De wapenstilstand in Friesland wordt goed nageleefd. Afgezien van enkele incidenten hebben de strijdende partijen in de afgelopen eeuwen niet opnieuw het vuur geopend. Dat meldt de VN-werkgroep die bemiddelt tussen de Nederlandse regering en de Friese opstandelingen.
In Leeuwarden, waar het hoofdkwartier van de Friezen is gevestigd, is sinds het begin van de wapenstilstand niet opnieuw gevochten. Het openbare leven in de gehavende stad lijkt weer voorzichtig op gang te zijn komen.
Direct na het ingaan van het staakt-het-vuren in 1524 is ook de vluchtelingenstroom grotendeels tot stilstand gekomen. Waarnemers melden dat nog maar weinig Friezen in gammele bootjes de oversteek naar het veilige Texel wagen.
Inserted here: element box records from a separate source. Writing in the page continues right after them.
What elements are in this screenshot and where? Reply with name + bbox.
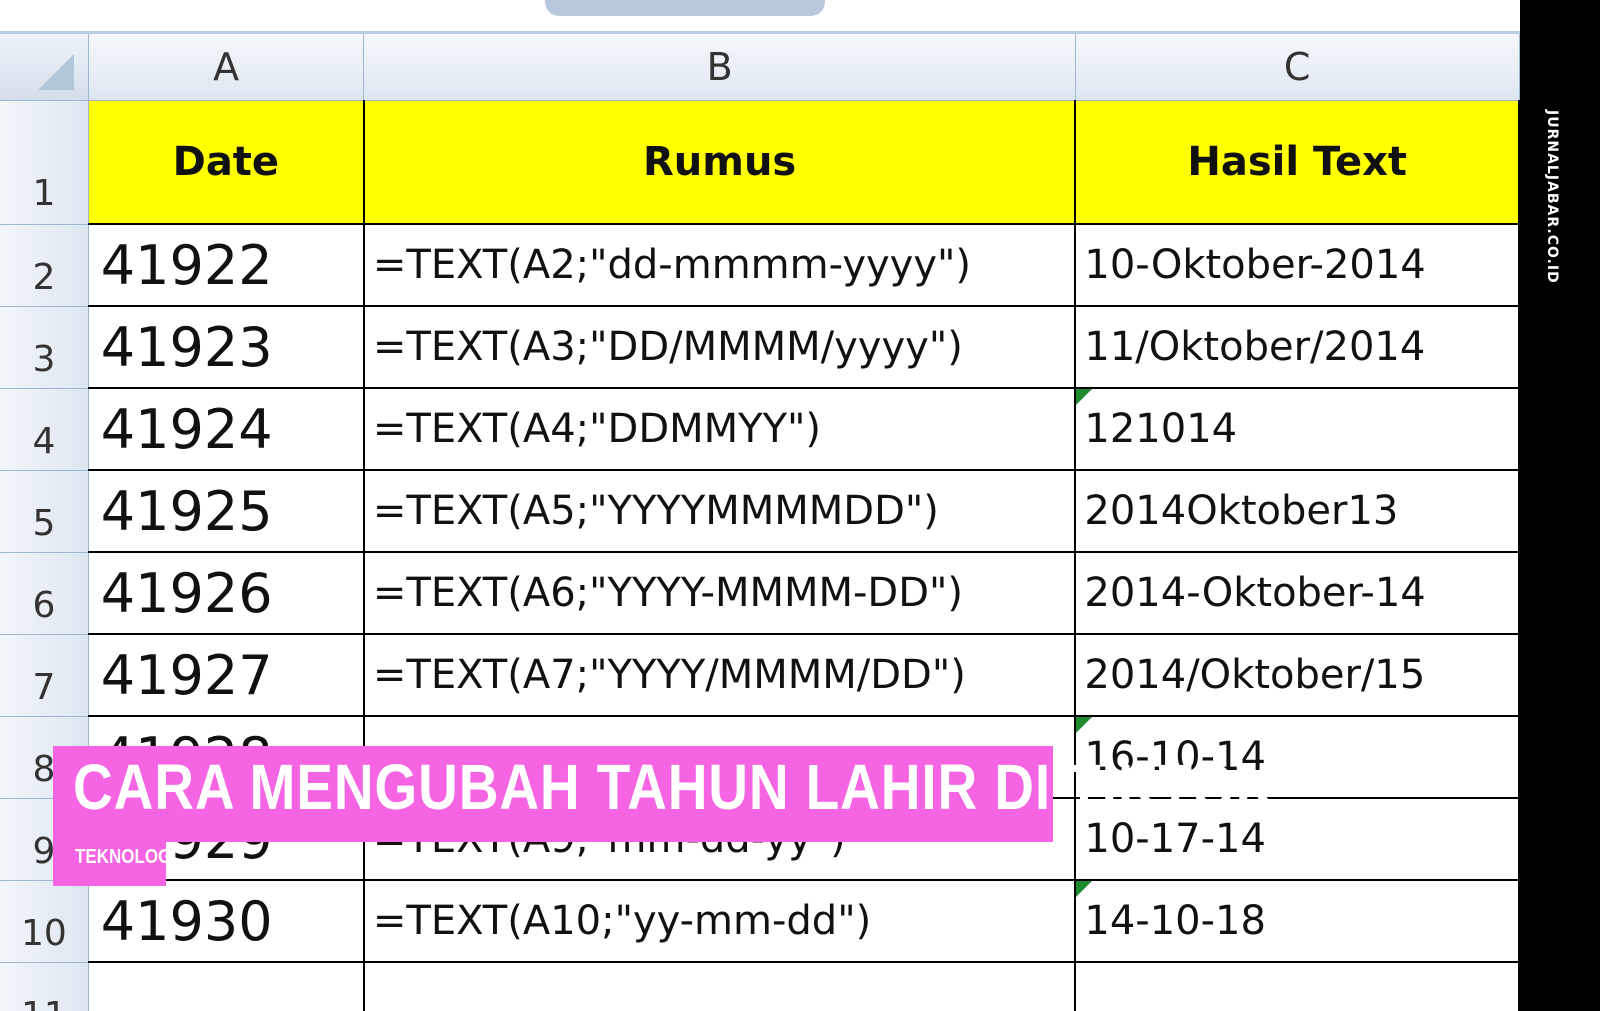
result-cell[interactable] — [1075, 962, 1520, 1011]
date-cell[interactable]: 41923 — [88, 306, 365, 389]
category-label: TEKNOLOGI — [75, 846, 177, 868]
table-row: 3 41923 =TEXT(A3;"DD/MMMM/yyyy") 11/Okto… — [0, 306, 1520, 389]
ribbon-edge — [0, 0, 1520, 34]
formula-cell[interactable]: =TEXT(A6;"YYYY-MMMM-DD") — [363, 552, 1077, 635]
row-header[interactable]: 10 — [0, 880, 89, 963]
date-cell[interactable]: 41925 — [88, 470, 365, 553]
row-header[interactable]: 6 — [0, 552, 89, 635]
header-cell-rumus[interactable]: Rumus — [363, 100, 1077, 225]
table-row: 10 41930 =TEXT(A10;"yy-mm-dd") 14-10-18 — [0, 880, 1520, 963]
table-row: 6 41926 =TEXT(A6;"YYYY-MMMM-DD") 2014-Ok… — [0, 552, 1520, 635]
formula-cell[interactable]: =TEXT(A10;"yy-mm-dd") — [363, 880, 1077, 963]
table-row: 11 — [0, 962, 1520, 1011]
table-row: 5 41925 =TEXT(A5;"YYYYMMMMDD") 2014Oktob… — [0, 470, 1520, 553]
spreadsheet-grid: A B C 1 Date Rumus Hasil Text 2 41922 =T… — [0, 34, 1520, 1011]
cell-table: A B C 1 Date Rumus Hasil Text 2 41922 =T… — [0, 34, 1520, 1011]
result-cell[interactable]: 14-10-18 — [1075, 880, 1520, 963]
formula-cell[interactable]: =TEXT(A3;"DD/MMMM/yyyy") — [363, 306, 1077, 389]
result-cell[interactable]: 10-Oktober-2014 — [1075, 224, 1520, 307]
row-header[interactable]: 5 — [0, 470, 89, 553]
header-cell-date[interactable]: Date — [88, 100, 365, 225]
row-header[interactable]: 1 — [0, 100, 89, 225]
site-watermark: JURNALJABAR.CO.ID — [1544, 110, 1560, 284]
formula-cell[interactable]: =TEXT(A2;"dd-mmmm-yyyy") — [363, 224, 1077, 307]
row-header[interactable]: 2 — [0, 224, 89, 307]
date-cell[interactable]: 41922 — [88, 224, 365, 307]
date-cell[interactable]: 41930 — [88, 880, 365, 963]
column-header-b[interactable]: B — [363, 34, 1076, 101]
table-row: 1 Date Rumus Hasil Text — [0, 100, 1520, 225]
select-all-corner[interactable] — [0, 34, 89, 101]
date-cell[interactable]: 41927 — [88, 634, 365, 717]
category-badge[interactable]: TEKNOLOGI — [53, 828, 176, 886]
column-header-row: A B C — [0, 34, 1520, 101]
result-cell[interactable]: 11/Oktober/2014 — [1075, 306, 1520, 389]
column-header-a[interactable]: A — [88, 34, 365, 101]
column-header-c[interactable]: C — [1075, 34, 1520, 101]
date-cell[interactable] — [88, 962, 365, 1011]
select-all-triangle-icon — [37, 54, 74, 90]
table-row: 2 41922 =TEXT(A2;"dd-mmmm-yyyy") 10-Okto… — [0, 224, 1520, 307]
result-cell[interactable]: 121014 — [1075, 388, 1520, 471]
formula-cell[interactable]: =TEXT(A7;"YYYY/MMMM/DD") — [363, 634, 1077, 717]
formula-cell[interactable]: =TEXT(A4;"DDMMYY") — [363, 388, 1077, 471]
sheet-scroll-tab[interactable] — [545, 0, 825, 16]
result-cell[interactable]: 2014Oktober13 — [1075, 470, 1520, 553]
header-cell-hasil-text[interactable]: Hasil Text — [1075, 100, 1520, 225]
result-cell[interactable]: 2014/Oktober/15 — [1075, 634, 1520, 717]
formula-cell[interactable] — [363, 962, 1077, 1011]
date-cell[interactable]: 41926 — [88, 552, 365, 635]
result-cell[interactable]: 2014-Oktober-14 — [1075, 552, 1520, 635]
row-header[interactable]: 7 — [0, 634, 89, 717]
date-cell[interactable]: 41924 — [88, 388, 365, 471]
article-title-banner: CARA MENGUBAH TAHUN LAHIR DI TIKTOK — [53, 746, 1275, 842]
watermark-sidebar: JURNALJABAR.CO.ID — [1520, 0, 1600, 1011]
table-row: 4 41924 =TEXT(A4;"DDMMYY") 121014 — [0, 388, 1520, 471]
row-header[interactable]: 3 — [0, 306, 89, 389]
row-header[interactable]: 11 — [0, 962, 89, 1011]
formula-cell[interactable]: =TEXT(A5;"YYYYMMMMDD") — [363, 470, 1077, 553]
article-title: CARA MENGUBAH TAHUN LAHIR DI TIKTOK — [73, 751, 1277, 823]
table-row: 7 41927 =TEXT(A7;"YYYY/MMMM/DD") 2014/Ok… — [0, 634, 1520, 717]
row-header[interactable]: 4 — [0, 388, 89, 471]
Volgens de Verenigde Naties kan de succesvolle wapenstilstand in Friesland dienen als voorbeeld voor andere oorlogsgebieden, zoals Oekraïne. Toch moet de strijd tegen de Friezen volgens de VN-secretaris-generaal António Guterres nog niet als gestreden worden beschouwd. “Het blijven natuurlijk terroristen”, aldus de VN-baas.